Massimiliano Allegri
Il ricordo di te e sempre vivo nel mio cuore!!! Buon compleanno Stefano!!!
Demetrio Albertini
Con Stefano abbiamo condiviso tanti momenti insieme, gli allenamenti al campo e le piacevoli chiacchierate che facevamo insieme in macchina di ritorno dagli allenamenti da Milanello, non avevo ancora preso la patente e lui mi riportava a casa. Era uno dei miei punti di riferimento nello spogliatoio del Milan, un grande giocatore e soprattutto un uomo sincero, sempre con il sorriso sulle labbra e un consiglio utile da dare con discrezione. Buon Compleanno, Stefano, ovunque tu sia.
Franco Causio
Il ricordo che ho di Stefano nel periodo che siamo stati insieme a Udine,e di un ragazzo solare,che amava la vita,uno che sapeva fare gruppo,ricordo i tanti scherzi che faceva ai suoi compagni,un vero trascinatore. Che purtroppo la "stronza"come lui la chiamava ci ha portato via.
Dejan Savićević
Il tuo amore per il calcio è più forte di qualsiasi altra cosa. Il tuo amore per il calcio è eterno. Sarai sempre con noi. Auguri Stefano!
Oliver Bierhoff
"Ich habe leider nur die Möglichkeit gehabt, ein Jahr mit Stefano zuspielen. Obwohl wir Konkurrenten waren, sind wir immer gut miteinanderausgekommen und haben viel Spaß zusammen gehabt. Er hatte immer einepositive Grundstimmung und seine große Kämpfernatur ist mir schon damals aufgefallen."

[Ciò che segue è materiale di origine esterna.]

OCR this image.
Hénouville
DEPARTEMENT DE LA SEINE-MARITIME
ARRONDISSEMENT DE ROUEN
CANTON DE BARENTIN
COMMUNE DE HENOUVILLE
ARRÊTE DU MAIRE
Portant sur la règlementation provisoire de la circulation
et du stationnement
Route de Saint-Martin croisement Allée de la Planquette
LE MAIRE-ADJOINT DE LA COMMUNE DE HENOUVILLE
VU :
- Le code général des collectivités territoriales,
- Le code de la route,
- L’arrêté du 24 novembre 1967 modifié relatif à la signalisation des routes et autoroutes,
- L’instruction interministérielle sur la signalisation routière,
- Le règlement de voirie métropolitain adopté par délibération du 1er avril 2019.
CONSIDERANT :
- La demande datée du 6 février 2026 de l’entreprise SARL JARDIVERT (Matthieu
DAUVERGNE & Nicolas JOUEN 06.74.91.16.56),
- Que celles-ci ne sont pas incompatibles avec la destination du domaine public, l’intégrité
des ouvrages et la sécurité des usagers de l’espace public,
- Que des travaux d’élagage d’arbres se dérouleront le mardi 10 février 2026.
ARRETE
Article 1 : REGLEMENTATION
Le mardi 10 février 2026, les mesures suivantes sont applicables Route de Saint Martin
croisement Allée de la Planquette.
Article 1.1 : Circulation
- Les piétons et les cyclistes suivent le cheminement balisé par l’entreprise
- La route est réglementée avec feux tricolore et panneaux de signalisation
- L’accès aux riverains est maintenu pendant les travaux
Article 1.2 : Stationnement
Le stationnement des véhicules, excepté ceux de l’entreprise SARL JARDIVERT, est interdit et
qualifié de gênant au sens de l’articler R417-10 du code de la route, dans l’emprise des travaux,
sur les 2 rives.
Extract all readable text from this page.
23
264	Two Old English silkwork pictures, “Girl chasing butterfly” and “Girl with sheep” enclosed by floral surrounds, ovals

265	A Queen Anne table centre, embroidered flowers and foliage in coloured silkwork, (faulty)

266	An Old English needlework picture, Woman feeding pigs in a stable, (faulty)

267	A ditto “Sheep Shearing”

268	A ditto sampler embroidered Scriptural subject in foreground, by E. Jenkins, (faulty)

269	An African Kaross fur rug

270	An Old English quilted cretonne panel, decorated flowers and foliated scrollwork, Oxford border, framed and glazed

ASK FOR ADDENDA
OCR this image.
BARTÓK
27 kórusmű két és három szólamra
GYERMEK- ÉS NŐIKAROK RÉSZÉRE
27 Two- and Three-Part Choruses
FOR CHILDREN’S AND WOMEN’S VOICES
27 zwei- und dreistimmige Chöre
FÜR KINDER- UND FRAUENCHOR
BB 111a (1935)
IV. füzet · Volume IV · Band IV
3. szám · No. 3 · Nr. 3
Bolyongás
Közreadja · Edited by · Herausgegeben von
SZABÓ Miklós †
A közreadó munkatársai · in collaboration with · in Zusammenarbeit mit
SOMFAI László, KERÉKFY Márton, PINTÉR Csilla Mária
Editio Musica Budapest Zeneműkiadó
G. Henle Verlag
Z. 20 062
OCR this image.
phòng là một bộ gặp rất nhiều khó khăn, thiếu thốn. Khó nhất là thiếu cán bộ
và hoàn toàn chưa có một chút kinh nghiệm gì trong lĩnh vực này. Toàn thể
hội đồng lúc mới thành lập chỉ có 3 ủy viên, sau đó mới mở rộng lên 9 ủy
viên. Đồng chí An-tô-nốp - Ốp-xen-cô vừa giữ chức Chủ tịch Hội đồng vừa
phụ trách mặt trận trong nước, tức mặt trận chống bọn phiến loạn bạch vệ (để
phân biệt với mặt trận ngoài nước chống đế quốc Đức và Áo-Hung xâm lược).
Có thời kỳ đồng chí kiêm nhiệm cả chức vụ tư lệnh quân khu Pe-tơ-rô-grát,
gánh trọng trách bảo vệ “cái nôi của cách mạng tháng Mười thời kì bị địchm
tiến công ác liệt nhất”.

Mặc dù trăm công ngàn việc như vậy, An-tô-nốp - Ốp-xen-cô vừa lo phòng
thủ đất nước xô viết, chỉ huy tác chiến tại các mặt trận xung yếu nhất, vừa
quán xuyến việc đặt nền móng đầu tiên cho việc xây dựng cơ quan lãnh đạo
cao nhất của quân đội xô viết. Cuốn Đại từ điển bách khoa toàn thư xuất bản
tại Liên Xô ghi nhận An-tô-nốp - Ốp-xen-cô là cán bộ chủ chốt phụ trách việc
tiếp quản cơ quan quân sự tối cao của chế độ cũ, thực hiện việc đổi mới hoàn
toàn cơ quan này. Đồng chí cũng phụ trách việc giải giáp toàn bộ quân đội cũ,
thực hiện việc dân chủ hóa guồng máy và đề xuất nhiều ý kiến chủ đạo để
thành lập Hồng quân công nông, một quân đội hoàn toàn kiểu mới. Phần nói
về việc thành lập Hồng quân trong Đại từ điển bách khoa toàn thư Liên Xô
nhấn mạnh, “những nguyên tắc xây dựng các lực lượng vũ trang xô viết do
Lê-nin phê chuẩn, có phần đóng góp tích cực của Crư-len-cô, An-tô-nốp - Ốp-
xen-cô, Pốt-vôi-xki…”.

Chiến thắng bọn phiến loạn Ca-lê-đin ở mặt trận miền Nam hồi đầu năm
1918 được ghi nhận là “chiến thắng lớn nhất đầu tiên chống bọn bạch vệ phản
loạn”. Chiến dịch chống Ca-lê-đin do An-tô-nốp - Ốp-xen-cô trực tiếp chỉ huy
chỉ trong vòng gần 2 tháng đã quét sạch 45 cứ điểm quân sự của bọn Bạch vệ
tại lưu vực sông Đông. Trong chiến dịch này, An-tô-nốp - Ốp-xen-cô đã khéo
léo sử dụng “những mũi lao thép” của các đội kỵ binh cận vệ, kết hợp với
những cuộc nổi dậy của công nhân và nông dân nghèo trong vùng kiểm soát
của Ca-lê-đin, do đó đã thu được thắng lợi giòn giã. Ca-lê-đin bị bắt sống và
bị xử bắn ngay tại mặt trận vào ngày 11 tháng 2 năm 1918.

"Purtroppo ho solo avuto la possibilità di giocare con Stefano per un anno. Anche se eravamo concorrenti, ci siamo intensi e ci siamo divertiti insieme. Lui è sempre stato una persona molto positiva e già allora sua natura da combattente mi ha colpito."
Stefano Carobbi
"Non ho parole per esprimere quello che penso della situazione che ha colpito Stefano. Non ho mai avuto il coraggio di andare a trovarlo, è una mia mancanza, ma siamo uomini. Spero che lui abbia capito il mio comportamento, me lo porterò sempre dietro. Gli sono stato vicino anche se non ho avuto il coraggio di incontrarlo"
Stefano Tacconi
Non so se noi viventi riusciremmo ad avere il tuo coraggio, la tua forza, ma sicuramente vedendo il tuo funerale so che hai dato tutto a noi e alla tua famiglia, ci sono state tante persone che hanno pianto, ma quando uno come te se ne va a noi resta sempre la tua forza,  grande Stefano uno di noi e sempre con noi.
Andrea Tumbarello
Ho giocato con Stefano nelle giovanili del Como fino all'eta di 15 anni. Quello che è successo a Stefano avrebbe potuto succedere a tutti noi. Percui dobbiamo fare squadra per lottare contro la Stronza.
Alberto di Chiara
"Il ricordo di Stefano è indelebile, un compagno di avventure, di racconti di intimità : ho condiviso con lui tantissimo tempo, tanti ricordi, tanti pensieri personali, opinione, idee perché spesso e volentieri stavamo in camera insieme. Un grande compagno ed un grande amico, amava la vita, trasmetteva una gran voglia di vivere sia prima che durante la malattia, quella Stronza, come la chiamava lui, che lo ha condannato ma che non aveva negato ai suoi occhi di parlare anche senza ascoltare la sua voce".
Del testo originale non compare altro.